Wydawałoby się, że kolejki i listy społeczne są już tylko wspomnieniem z czasów PRL-u. Nic bardziej mylnego. W Bolesławcu setki ludzi często starszych, schorowanych i o kulach, tłoczyło się by zarejestrować się na zabiegi rehabilitacyjne. Pod bramami Miejskiego Zakładu Rehabilitacji Leczniczej Sp. z o.o. w Bolesławcu przy ul. Parkowej kolejka ustawiła się już w nocy.
- Stoję od 3 rano. Rejestracja jest od 7 rano do 14:30, ale idzie bardzo powoli, bo niektórzy mają po kilka skierowań – mówi starsza pani.
- Stoję w kolejce od 6 rano, ale nie wiem czy zdążę się zarejestrować do 14:30. To jest obłęd co się tu dzieje – dodaje Magda Kemza.

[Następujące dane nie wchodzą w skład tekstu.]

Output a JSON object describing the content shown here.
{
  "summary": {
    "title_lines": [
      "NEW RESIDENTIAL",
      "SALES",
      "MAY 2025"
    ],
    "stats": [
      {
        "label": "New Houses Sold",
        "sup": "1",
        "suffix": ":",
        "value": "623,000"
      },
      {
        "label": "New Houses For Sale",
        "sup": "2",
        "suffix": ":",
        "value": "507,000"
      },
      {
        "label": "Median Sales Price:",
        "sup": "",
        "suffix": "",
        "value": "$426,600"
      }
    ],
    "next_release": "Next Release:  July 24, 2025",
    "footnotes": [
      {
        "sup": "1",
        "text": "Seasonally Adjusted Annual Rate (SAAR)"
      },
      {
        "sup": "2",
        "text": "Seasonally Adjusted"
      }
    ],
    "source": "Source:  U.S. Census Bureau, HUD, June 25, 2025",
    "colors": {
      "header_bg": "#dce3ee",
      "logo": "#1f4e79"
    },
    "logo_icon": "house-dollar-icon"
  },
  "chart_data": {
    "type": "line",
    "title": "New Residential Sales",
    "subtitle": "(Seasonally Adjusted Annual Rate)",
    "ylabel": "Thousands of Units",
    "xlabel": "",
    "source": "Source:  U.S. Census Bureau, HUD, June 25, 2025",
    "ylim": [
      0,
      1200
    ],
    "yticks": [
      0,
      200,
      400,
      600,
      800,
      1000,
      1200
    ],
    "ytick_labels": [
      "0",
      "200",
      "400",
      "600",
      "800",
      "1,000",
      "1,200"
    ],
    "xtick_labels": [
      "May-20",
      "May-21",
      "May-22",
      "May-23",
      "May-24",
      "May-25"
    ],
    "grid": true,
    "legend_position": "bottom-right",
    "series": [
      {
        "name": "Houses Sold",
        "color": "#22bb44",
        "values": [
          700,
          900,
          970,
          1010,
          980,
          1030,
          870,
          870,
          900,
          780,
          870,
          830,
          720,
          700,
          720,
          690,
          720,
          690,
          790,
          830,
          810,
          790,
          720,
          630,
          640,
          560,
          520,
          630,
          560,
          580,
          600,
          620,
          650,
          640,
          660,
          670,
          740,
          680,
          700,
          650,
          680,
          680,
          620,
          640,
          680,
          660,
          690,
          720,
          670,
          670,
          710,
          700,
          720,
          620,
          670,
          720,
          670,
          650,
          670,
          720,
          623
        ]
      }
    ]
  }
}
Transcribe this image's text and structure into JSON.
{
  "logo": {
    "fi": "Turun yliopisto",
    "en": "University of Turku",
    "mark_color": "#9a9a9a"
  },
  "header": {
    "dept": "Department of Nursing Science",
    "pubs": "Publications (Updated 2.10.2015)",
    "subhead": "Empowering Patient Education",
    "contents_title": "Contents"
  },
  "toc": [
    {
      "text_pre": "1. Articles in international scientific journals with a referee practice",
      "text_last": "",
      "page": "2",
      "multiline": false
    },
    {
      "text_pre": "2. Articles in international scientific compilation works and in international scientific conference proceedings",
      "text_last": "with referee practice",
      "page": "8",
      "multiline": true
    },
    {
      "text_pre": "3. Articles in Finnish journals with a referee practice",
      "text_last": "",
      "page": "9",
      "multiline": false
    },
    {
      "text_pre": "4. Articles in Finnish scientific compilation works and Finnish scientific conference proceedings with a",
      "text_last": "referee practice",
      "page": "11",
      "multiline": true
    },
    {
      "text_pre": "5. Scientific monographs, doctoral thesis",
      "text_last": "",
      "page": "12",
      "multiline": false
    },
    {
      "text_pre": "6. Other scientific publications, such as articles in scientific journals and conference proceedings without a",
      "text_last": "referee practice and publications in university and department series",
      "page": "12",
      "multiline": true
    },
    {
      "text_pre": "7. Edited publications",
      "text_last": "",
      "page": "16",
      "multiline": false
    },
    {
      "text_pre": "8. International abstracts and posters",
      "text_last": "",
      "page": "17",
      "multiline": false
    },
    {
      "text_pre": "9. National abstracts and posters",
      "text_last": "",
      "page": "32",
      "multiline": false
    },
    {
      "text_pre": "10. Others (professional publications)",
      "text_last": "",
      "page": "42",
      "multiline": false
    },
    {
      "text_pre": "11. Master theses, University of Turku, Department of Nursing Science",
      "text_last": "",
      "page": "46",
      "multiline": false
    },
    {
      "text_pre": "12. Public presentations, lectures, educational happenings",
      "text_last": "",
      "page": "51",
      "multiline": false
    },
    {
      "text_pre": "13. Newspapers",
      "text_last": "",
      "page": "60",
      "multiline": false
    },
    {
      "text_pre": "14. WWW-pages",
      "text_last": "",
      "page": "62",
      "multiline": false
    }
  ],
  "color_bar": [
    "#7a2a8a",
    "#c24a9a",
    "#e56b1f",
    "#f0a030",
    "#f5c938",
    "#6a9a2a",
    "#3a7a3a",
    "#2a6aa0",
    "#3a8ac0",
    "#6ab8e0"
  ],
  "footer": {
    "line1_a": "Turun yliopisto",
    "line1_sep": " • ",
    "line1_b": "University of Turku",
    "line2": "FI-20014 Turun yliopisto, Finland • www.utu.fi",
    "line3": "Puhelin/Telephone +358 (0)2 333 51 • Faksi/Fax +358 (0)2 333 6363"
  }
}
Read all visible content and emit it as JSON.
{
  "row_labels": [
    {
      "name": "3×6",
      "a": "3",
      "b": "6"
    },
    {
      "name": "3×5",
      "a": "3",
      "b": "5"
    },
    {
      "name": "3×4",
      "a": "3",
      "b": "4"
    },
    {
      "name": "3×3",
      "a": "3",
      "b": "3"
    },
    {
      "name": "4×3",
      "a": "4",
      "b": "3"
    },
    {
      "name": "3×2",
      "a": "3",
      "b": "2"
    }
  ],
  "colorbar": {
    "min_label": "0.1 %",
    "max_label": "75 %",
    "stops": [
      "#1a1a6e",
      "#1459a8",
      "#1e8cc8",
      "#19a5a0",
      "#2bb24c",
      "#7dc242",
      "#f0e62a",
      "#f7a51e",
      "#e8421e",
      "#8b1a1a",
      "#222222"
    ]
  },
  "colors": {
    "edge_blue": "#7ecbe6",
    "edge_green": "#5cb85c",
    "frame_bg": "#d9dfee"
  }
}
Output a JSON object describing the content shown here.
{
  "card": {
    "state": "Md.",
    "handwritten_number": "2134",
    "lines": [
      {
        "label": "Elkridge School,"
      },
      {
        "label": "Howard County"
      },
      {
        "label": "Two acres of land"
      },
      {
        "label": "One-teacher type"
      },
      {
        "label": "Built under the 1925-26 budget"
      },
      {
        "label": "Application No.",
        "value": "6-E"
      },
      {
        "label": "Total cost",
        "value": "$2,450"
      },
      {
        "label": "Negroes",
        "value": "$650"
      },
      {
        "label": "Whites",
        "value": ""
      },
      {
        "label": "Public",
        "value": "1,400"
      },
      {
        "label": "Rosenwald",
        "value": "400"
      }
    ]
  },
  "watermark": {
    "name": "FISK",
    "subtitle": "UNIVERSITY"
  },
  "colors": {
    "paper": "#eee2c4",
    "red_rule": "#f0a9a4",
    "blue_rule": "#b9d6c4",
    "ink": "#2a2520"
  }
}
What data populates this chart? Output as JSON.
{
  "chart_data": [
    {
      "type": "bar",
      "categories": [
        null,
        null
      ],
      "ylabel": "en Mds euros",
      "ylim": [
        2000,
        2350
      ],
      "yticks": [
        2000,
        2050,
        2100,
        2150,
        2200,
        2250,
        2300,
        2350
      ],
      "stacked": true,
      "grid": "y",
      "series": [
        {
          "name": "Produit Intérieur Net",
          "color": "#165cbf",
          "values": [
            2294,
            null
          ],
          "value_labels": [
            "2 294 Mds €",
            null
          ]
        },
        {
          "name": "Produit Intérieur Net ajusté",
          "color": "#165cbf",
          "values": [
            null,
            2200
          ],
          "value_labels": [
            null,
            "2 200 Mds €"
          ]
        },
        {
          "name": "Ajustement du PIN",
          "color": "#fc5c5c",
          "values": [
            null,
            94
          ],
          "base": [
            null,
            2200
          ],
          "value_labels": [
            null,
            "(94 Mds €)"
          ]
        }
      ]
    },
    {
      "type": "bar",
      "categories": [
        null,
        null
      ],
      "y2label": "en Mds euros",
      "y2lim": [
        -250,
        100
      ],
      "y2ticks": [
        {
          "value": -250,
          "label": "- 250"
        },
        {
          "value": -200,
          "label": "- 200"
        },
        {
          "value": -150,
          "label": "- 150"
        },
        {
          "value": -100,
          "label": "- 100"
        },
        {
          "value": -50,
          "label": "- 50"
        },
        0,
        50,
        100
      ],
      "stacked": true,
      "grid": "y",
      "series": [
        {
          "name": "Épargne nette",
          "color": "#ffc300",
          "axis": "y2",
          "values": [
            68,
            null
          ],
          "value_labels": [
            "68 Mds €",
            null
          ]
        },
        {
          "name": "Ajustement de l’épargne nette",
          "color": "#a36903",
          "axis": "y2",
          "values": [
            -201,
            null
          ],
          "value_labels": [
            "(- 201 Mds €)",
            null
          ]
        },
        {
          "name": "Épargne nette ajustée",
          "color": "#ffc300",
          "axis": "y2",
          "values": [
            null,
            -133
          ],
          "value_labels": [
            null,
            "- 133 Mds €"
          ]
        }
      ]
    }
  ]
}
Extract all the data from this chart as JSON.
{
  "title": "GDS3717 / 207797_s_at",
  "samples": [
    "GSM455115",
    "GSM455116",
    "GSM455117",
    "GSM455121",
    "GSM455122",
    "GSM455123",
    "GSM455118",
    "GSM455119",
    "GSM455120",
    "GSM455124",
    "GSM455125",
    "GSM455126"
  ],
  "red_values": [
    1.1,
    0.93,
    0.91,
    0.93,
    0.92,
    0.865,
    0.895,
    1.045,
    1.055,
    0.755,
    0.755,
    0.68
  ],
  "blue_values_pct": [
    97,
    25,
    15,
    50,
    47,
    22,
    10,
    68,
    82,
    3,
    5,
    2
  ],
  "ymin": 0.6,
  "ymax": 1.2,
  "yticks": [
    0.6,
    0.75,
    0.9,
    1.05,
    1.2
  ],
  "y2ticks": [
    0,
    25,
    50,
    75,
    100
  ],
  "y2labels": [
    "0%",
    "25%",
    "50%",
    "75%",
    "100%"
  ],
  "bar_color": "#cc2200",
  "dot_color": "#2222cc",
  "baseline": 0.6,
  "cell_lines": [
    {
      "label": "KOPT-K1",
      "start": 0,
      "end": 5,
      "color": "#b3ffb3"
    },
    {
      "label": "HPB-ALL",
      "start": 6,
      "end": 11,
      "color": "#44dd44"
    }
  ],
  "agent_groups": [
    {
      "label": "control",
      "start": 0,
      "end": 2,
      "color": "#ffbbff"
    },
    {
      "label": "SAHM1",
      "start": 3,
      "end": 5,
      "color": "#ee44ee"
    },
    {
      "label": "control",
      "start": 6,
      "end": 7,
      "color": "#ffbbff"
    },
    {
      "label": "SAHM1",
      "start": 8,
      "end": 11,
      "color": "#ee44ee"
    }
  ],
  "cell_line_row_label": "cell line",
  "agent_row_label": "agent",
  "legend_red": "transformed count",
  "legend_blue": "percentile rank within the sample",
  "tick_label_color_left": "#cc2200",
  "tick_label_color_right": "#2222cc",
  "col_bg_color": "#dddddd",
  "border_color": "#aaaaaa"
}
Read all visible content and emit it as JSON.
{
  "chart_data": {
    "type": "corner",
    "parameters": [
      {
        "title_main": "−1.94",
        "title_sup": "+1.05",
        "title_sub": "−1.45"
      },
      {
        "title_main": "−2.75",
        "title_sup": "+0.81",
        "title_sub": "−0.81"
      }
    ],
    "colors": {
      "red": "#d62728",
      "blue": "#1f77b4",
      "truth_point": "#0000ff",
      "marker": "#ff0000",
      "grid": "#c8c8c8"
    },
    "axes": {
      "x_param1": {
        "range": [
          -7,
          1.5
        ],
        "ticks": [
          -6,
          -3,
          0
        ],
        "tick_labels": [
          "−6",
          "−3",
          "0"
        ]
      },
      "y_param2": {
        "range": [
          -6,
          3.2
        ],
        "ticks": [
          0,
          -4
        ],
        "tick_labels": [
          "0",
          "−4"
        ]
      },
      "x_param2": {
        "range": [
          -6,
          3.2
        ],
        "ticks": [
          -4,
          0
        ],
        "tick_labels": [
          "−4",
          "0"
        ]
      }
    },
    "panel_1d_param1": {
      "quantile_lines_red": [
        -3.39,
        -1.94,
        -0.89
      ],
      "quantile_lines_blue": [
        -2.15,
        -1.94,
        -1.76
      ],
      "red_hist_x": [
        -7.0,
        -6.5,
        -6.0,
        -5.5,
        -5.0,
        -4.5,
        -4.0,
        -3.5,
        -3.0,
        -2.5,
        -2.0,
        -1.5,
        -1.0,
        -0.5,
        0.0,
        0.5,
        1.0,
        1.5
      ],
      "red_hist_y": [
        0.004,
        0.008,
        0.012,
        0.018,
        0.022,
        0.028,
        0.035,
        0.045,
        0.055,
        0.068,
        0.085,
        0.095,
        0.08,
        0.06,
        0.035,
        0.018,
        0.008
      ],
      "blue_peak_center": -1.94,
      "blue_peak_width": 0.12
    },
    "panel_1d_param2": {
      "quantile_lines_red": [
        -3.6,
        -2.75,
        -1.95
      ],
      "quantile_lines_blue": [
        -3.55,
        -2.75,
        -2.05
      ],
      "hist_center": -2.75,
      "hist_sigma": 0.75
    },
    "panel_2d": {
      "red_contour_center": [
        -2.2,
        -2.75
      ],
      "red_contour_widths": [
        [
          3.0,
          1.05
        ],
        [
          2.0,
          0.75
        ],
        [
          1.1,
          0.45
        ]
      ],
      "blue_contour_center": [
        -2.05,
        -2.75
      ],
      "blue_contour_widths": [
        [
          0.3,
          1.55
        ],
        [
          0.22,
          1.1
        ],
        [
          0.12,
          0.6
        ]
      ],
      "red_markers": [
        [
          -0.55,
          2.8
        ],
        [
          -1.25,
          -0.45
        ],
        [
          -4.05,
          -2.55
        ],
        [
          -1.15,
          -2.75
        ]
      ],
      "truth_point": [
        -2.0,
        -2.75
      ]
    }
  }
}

- To jest tragedia normalnie. My stoimy od godziny 6 rano. Na Grunwaldzkiej jest jeszcze gorzej. Najpierw tam poszedłem, ale tam zrobili listę społeczną i już było zapisanych kilkaset osób - mówi Piotr Mandziuk.
Na ulicy Grunwaldzkiej gdzie mieści się Centrum Medyczno-Rehabilitacyjne "Provita" sytuacja faktycznie wygląda nie wesoło. Ludzie tłoczą się nie tylko wewnątrz budynku, ale i na zewnątrz.
- Od dzisiaj jest rejestracja, a już wczoraj po południu zrobiono listę. Nie wymyśliła tego „Provita” tylko sami ludzie . Mój mąż przyszedł dzisiaj o 5:15 i był 127 na liście . Jak tak można, tu przychodzą ludzie, którzy są naprawdę chorzy i muszą stać – mówi zastępująca w kolejce męża, kobieta.
- W XXI wieku takie kolejki i taki bałagan? To jest nie do pomyślenia, to jest horror. - mówi Adriana Skoczylas. - A jeszcze stoję i nie mam pewności czy w ogóle zostanę zarejestrowana, a jeśli tak to na kiedy. Ludzie mówią, że już rejestrują na maj. Nie wiem czy dożyję.- dodaje.
Niektórzy będą musieli zdecydować się na płatne zabiegi, aby skrócić czas choroby i jak najszybciej odzyskać sprawność lub zwalczyć ból, bo limity NFZ są ograniczone.
A co do kolejek przy rejestracji?
Z informacji jakie uzyskaliśmy w Dolnośląskim Oddziale Wojewódzkiego Narodowego Funduszu Zdrowia podobne sytuacje przy rejestracji w innych miastach nie miały miejsca.